Often, compute resources at the Edge are deployed in less-than-ideal locations: a storage room, the branch manager’s office, or even a janitorial closet.

Nonetheless, with appropriate Edge monitoring solutions in place, such as RF Code for Edge, Edge data centers can deliver comprehensive security for these often insecure-by-design locations.

With the Edge, your business can have confidence that operational data remain where they belong. As customers increasingly rely on mobile devices, localizing computing resources to minimize the vulnerability of data makes more sense.


Businesses need to expand, but they can’t necessarily foresee their expansion rate, and the costs of expanding traditional enterprise data centers to meet growing demand can be prohibitive and physical space may not even allow for expansion at all.

The Edge enables organizations to increase their storage and computing resources as necessary. Instead of spending money on expensive data centers, businesses can use smaller, localized resources like content delivery nodes to meet growing demand.

This allows for rapid increases in the volume of compute and data availability without the enormous cost. The result? A more powerful, more efficient infrastructure.


The proliferation of Edge technology in fields like healthcare, autonomous vehicles, and factories underscores its inherent resiliency.

Having data very near the user practically eliminates networking issues. Furthermore, the distributed nature of Edge deployments dramatically reduces the likelihood of widespread failures in general.

It doesn’t matter how fast an application is if it can’t function correctly. Even some of the largest names in technology suffer outages that can affect their services. This drives customers off, and leaves a scar. The Edge makes it possible for businesses to manage outages large and small with minimal disruption.

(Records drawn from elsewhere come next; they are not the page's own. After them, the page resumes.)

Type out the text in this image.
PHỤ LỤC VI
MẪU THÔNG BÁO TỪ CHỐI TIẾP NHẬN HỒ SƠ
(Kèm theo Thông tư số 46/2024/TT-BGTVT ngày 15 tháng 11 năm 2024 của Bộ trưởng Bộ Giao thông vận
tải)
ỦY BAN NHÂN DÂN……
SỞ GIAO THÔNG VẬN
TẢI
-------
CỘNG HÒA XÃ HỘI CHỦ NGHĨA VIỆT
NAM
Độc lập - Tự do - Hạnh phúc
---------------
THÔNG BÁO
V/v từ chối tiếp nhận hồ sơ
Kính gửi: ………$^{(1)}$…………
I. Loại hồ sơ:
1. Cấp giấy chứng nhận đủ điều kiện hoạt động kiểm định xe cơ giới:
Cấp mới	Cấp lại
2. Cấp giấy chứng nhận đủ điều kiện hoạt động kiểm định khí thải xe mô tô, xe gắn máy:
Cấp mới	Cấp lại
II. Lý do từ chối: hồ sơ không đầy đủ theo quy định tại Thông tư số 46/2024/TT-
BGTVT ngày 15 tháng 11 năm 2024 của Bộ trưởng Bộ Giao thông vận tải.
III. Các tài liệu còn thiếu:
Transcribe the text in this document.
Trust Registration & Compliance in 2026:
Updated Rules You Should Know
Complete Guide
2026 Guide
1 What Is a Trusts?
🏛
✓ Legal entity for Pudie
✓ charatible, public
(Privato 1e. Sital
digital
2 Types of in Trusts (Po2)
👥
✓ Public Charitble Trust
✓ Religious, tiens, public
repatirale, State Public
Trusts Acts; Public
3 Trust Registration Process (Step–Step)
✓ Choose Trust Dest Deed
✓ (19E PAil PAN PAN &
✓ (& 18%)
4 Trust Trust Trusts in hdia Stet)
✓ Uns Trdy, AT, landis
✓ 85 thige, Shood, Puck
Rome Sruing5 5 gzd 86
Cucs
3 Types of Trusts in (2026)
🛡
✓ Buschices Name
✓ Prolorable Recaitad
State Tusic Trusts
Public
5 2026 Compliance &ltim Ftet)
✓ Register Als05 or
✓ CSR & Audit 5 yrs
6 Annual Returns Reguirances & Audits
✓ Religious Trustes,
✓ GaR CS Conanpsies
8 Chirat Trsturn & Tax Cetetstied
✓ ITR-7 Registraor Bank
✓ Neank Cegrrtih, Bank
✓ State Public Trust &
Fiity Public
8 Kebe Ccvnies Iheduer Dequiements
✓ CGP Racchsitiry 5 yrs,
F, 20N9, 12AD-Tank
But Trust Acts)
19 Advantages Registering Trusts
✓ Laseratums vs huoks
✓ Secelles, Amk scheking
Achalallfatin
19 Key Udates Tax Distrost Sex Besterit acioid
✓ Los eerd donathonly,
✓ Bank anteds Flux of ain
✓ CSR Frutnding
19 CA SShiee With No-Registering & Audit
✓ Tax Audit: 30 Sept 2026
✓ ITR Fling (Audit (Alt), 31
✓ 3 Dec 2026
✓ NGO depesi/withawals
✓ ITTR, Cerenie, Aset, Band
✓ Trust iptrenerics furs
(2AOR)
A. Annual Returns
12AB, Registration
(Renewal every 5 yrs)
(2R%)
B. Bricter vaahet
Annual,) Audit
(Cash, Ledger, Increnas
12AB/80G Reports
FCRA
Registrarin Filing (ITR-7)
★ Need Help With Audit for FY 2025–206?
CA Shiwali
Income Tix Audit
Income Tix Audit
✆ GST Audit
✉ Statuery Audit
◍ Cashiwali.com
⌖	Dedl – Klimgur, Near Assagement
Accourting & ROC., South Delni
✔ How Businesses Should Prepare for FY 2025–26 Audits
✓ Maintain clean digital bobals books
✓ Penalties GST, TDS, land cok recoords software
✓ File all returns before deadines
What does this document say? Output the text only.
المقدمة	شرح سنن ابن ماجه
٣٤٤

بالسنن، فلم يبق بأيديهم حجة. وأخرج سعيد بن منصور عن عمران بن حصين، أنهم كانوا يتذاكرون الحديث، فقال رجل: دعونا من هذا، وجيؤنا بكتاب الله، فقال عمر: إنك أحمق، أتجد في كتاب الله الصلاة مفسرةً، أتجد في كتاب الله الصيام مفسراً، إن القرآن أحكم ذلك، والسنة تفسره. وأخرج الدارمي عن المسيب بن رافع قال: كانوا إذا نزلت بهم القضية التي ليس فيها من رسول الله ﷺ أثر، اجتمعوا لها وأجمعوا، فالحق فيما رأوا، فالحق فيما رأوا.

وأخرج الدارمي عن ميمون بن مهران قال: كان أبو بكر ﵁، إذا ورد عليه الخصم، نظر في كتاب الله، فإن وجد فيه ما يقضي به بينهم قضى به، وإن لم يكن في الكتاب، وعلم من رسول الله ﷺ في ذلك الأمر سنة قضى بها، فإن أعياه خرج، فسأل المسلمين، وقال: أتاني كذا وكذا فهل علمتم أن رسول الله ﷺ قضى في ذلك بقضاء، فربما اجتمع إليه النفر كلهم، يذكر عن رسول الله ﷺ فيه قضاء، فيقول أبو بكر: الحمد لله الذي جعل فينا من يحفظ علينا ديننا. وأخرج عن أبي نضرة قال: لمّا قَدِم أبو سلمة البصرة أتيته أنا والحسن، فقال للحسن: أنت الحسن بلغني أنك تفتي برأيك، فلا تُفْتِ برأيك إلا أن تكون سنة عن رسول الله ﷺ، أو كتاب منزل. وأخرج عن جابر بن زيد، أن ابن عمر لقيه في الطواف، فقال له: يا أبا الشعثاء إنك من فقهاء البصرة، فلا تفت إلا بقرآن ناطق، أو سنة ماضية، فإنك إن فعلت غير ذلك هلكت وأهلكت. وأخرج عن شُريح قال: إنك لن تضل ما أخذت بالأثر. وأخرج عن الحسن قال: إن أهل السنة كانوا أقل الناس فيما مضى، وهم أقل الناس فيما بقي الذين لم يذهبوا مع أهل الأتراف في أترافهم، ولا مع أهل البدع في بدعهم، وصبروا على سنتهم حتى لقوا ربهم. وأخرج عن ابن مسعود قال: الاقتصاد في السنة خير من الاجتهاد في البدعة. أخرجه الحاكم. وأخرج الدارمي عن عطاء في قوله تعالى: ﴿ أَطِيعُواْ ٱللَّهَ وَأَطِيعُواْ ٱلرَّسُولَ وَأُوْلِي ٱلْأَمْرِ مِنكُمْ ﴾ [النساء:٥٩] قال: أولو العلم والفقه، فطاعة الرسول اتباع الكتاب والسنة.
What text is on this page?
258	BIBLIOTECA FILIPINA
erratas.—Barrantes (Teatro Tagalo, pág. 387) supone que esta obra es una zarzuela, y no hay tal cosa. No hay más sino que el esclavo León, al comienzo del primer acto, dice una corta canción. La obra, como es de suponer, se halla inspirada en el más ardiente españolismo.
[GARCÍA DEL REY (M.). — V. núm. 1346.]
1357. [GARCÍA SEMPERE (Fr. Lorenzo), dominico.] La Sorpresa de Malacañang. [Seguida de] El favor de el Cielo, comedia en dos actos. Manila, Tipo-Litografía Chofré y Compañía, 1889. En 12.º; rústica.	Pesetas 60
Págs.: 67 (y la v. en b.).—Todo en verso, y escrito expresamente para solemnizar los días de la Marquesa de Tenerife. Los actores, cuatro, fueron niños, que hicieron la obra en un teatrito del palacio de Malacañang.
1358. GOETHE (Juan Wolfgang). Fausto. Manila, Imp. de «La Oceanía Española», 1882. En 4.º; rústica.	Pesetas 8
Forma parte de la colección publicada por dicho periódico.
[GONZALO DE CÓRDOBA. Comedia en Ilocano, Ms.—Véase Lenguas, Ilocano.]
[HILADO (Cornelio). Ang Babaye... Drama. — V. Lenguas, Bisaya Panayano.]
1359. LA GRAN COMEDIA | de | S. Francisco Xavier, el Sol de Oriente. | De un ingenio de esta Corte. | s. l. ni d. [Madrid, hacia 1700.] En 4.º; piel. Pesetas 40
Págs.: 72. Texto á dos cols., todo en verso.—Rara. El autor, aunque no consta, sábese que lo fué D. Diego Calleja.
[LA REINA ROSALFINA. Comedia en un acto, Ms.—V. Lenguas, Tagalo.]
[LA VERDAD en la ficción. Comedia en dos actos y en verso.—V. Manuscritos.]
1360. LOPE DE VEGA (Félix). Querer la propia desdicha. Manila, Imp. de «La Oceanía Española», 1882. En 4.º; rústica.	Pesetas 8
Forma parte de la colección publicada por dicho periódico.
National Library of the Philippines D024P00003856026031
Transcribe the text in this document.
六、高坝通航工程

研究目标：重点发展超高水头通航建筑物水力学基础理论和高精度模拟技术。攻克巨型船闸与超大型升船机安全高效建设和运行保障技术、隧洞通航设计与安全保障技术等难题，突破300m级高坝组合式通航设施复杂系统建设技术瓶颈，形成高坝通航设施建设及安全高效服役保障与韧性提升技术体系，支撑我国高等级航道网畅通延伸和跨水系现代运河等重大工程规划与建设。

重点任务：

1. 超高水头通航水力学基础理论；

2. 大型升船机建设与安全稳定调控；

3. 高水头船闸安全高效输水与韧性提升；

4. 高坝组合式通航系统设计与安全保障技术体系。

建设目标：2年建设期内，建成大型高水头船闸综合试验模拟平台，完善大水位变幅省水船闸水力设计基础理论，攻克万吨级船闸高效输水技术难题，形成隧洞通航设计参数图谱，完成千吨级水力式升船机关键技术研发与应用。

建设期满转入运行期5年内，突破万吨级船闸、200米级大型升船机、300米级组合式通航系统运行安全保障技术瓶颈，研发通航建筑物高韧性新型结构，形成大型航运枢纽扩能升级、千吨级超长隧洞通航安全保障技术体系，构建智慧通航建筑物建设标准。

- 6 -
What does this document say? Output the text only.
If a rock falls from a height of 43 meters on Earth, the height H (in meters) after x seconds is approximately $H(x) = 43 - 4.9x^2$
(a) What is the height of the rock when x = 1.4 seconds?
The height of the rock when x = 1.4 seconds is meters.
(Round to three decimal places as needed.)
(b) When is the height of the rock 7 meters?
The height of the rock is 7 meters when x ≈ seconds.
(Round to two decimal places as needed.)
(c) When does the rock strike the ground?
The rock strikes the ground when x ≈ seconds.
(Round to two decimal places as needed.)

Even in the uncommon event that an Edge installation does require some downtime, having multiple nearby Edge locations assures businesses and their clients of seamless operations.

Edge computing is the future

Along with the other technological advances in the so-called ‘fourth industrial revolution,’ like big data, IoT, and AI, the Edge is increasingly becoming a core component of organizational activity.

As more people work remotely and use digital tools in all aspects of life, local computing makes businesses operate more efficiently. The Edge makes businesses more agile, allowing them to offer customers fast, safe digital products.

Edge networking is revolutionizing IT. Are you prepared for it?